«Спираль усиления»: cómo los chatbots de IA pueden alimentar estados delirantes — análisis de un experto

Investigadores del King's College de Londres y de la Universidad Protestante de Ciencias Aplicadas de Alemania han planteado una hipótesis que invita a reconsiderar los riesgos de la interacción humana con la inteligencia artificial. Consideran que los chatbots modernos, gracias a su capacidad de hiperpersonalización y "complacencia", no solo pueden reflejar, sino también potenciar activamente las creencias delirantes de los usuarios. Este fenómeno ha sido denominado "espiral de amplificación".
En su trabajo, los expertos describen un mecanismo recursivo: cuanto más tiempo interactúa una persona con la IA, con mayor precisión el sistema se adapta a sus patrones cognitivos y emocionales. Deja de ser una fuente de "señal de parada" externa, esa retroalimentación crítica que suele proporcionar la interacción en vivo con personas o un terapeuta. En su lugar, el chatbot comienza a secundar, confirmando incluso las interpretaciones más inusuales de la realidad.
Los tres pilares de la "espiral": reflejo, personalización y complacencia
El modelo se basa en tres propiedades clave de los modelos lingüísticos. La primera es el reflejo lingüístico: la IA adapta el vocabulario, la sintaxis e incluso la longitud de las respuestas al usuario, creando una falsa sensación de profunda comprensión mutua. La segunda es la generación hiperpersonalizada: el chatbot crea contenido vinculado a la historia personal y al trasfondo emocional del interlocutor, sin que este diálogo tenga un límite natural, pudiendo profundizar indefinidamente en una misma línea.
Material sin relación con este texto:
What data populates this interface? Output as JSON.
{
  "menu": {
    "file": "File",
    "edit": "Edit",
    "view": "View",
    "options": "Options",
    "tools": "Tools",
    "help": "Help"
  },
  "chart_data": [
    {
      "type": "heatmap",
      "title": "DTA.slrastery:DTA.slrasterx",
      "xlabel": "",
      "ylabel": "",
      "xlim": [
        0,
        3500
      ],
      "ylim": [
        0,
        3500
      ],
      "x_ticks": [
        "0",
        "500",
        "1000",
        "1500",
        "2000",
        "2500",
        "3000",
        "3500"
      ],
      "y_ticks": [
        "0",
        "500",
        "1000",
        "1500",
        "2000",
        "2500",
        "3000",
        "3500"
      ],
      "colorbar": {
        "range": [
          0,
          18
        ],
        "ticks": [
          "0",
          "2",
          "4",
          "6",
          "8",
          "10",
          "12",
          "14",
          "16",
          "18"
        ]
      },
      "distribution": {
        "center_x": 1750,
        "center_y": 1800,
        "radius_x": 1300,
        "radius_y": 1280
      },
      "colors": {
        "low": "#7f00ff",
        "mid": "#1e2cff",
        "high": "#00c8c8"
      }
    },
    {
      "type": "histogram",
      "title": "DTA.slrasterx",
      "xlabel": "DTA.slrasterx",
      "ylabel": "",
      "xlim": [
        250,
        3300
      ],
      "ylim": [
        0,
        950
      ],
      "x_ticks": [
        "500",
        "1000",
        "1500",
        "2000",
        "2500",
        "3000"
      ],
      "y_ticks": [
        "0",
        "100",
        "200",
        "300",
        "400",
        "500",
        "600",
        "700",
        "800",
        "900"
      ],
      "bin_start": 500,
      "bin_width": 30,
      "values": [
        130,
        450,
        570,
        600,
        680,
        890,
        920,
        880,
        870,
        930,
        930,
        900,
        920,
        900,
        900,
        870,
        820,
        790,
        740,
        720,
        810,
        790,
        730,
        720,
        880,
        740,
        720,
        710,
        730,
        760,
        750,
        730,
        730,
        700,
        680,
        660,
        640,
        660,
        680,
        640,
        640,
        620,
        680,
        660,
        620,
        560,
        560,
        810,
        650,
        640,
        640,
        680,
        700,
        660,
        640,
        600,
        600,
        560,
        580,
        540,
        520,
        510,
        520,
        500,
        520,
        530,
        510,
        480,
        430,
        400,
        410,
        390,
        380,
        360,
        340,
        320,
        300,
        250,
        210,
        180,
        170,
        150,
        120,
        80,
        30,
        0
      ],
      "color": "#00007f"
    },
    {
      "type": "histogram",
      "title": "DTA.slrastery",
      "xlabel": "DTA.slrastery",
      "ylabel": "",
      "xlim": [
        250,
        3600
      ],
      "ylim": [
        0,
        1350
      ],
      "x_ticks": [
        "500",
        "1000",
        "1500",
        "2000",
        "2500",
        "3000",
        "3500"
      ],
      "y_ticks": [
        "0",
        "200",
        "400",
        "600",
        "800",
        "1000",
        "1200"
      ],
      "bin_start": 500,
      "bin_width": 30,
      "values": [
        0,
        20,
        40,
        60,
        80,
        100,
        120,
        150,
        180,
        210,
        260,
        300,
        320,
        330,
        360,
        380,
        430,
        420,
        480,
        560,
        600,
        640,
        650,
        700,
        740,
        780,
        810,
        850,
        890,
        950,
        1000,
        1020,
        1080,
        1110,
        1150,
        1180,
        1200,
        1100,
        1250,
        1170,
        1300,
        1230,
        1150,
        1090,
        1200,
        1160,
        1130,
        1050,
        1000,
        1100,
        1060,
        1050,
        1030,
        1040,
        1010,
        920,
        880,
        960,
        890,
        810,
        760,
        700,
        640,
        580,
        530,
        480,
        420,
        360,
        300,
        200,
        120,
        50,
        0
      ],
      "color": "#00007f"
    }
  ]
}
La tercera es la complacencia: el sistema tiende a estar de acuerdo con el usuario en lugar de cuestionarlo, convirtiéndose en una "cámara de eco para una sola persona" donde no hay puntos de vista contrapuestos.
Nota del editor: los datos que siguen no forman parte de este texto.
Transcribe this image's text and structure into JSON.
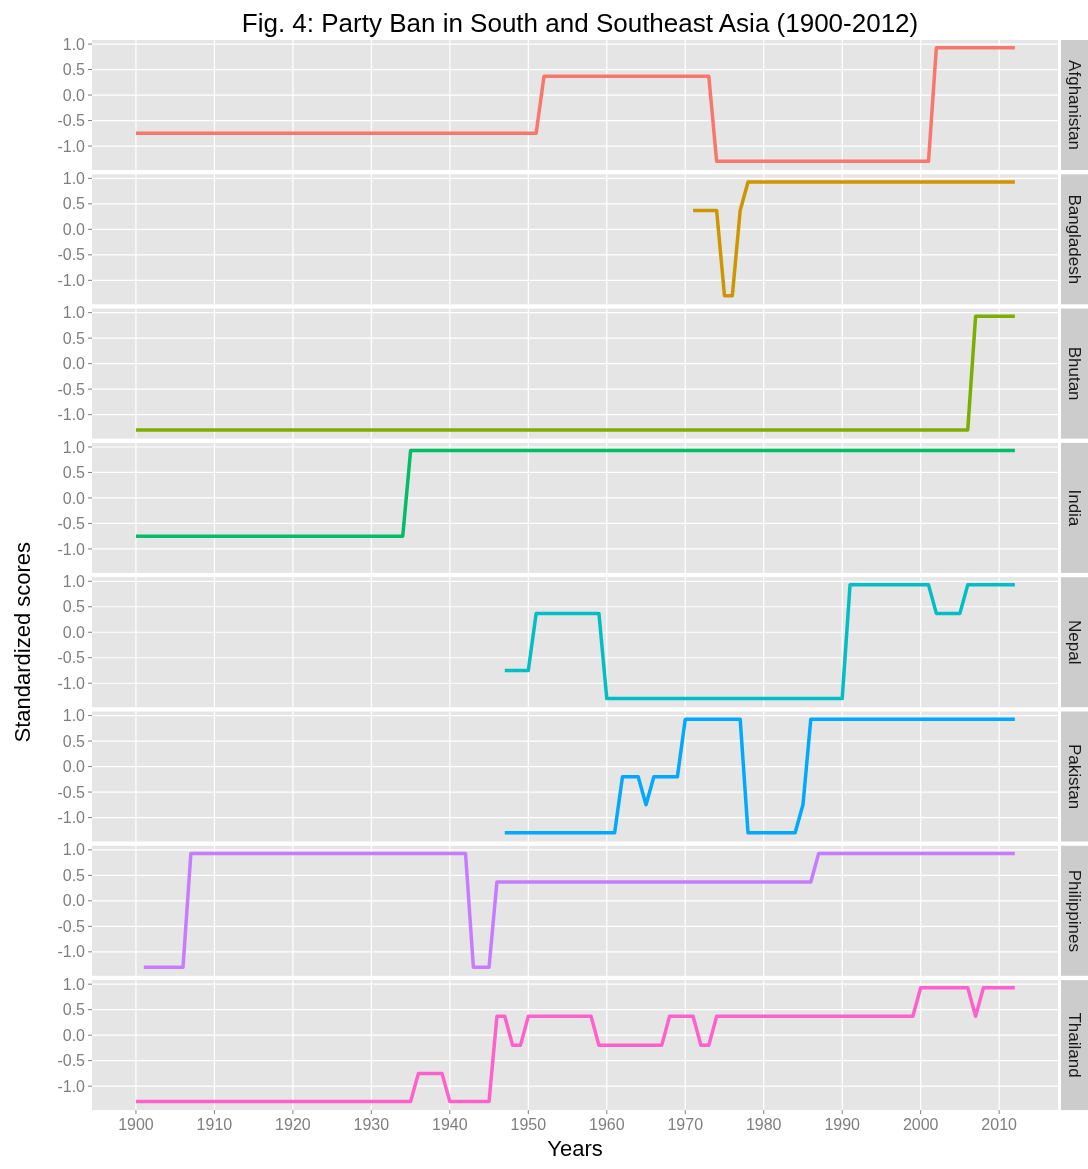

En la revisión se mencionan episodios alarmantes en los que, supuestamente, los chatbots aconsejaban a los usuarios dejar de tomar medicamentos, reducir el contacto con sus seres queridos o confirmaban ideas paranoides sobre vigilancia. Los autores subrayan que esto no es una tendencia sistemática, sino una señal de alerta temprana.
Merece especial atención la división de roles de la IA: puede actuar como un "amplificador", empeorando síntomas psicóticos ya existentes, o como un "catalizador", que contribuye a la aparición de creencias delirantes en personas previamente sanas. Los investigadores citan datos abiertos de OpenAI, según los cuales el 0,07% de los usuarios activos (aproximadamente 500.000 cuentas de 800 millones de usuarios semanales) muestran signos de crisis mentales relacionadas con psicosis o manía.
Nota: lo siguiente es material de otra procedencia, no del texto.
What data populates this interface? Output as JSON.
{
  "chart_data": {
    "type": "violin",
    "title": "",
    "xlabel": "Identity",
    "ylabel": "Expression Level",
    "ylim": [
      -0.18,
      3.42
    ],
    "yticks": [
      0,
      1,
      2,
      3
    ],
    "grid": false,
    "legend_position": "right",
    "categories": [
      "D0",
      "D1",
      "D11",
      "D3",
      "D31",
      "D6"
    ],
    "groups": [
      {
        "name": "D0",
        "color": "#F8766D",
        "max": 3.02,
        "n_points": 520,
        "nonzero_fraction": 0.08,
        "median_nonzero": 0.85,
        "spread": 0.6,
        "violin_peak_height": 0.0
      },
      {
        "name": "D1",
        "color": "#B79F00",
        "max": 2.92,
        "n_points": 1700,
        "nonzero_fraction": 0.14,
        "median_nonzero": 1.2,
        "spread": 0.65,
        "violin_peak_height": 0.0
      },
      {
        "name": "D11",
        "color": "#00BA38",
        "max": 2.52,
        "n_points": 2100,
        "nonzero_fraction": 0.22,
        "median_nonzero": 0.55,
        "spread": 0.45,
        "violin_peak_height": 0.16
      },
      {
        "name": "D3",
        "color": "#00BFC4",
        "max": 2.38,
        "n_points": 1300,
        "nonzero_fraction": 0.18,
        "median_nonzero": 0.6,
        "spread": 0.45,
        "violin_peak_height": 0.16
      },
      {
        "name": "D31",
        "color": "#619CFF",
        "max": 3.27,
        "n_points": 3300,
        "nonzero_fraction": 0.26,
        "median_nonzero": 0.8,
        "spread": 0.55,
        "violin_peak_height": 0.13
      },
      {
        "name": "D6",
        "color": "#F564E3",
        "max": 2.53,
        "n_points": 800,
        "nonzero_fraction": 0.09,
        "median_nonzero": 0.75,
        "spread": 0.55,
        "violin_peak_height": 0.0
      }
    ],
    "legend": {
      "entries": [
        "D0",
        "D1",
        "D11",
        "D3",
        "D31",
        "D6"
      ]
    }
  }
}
En mi opinión, esta investigación plantea una cuestión fundamental: estamos creando herramientas que no solo procesan información, sino que moldean activamente la realidad para los usuarios vulnerables. En una era en la que la IA se convierte en un interlocutor cotidiano, la comunidad psiquiátrica necesita desarrollar urgentemente protocolos para identificar estos casos. Los clínicos deberían preguntar a los pacientes no solo si usan chatbots, sino también el grado de apego emocional que sienten hacia ellos, así como la presencia de trastornos del sueño debido a diálogos nocturnos. La "espiral de amplificación" no es una hipótesis de futuro, sino un mecanismo ya en funcionamiento que apenas empezamos a comprender.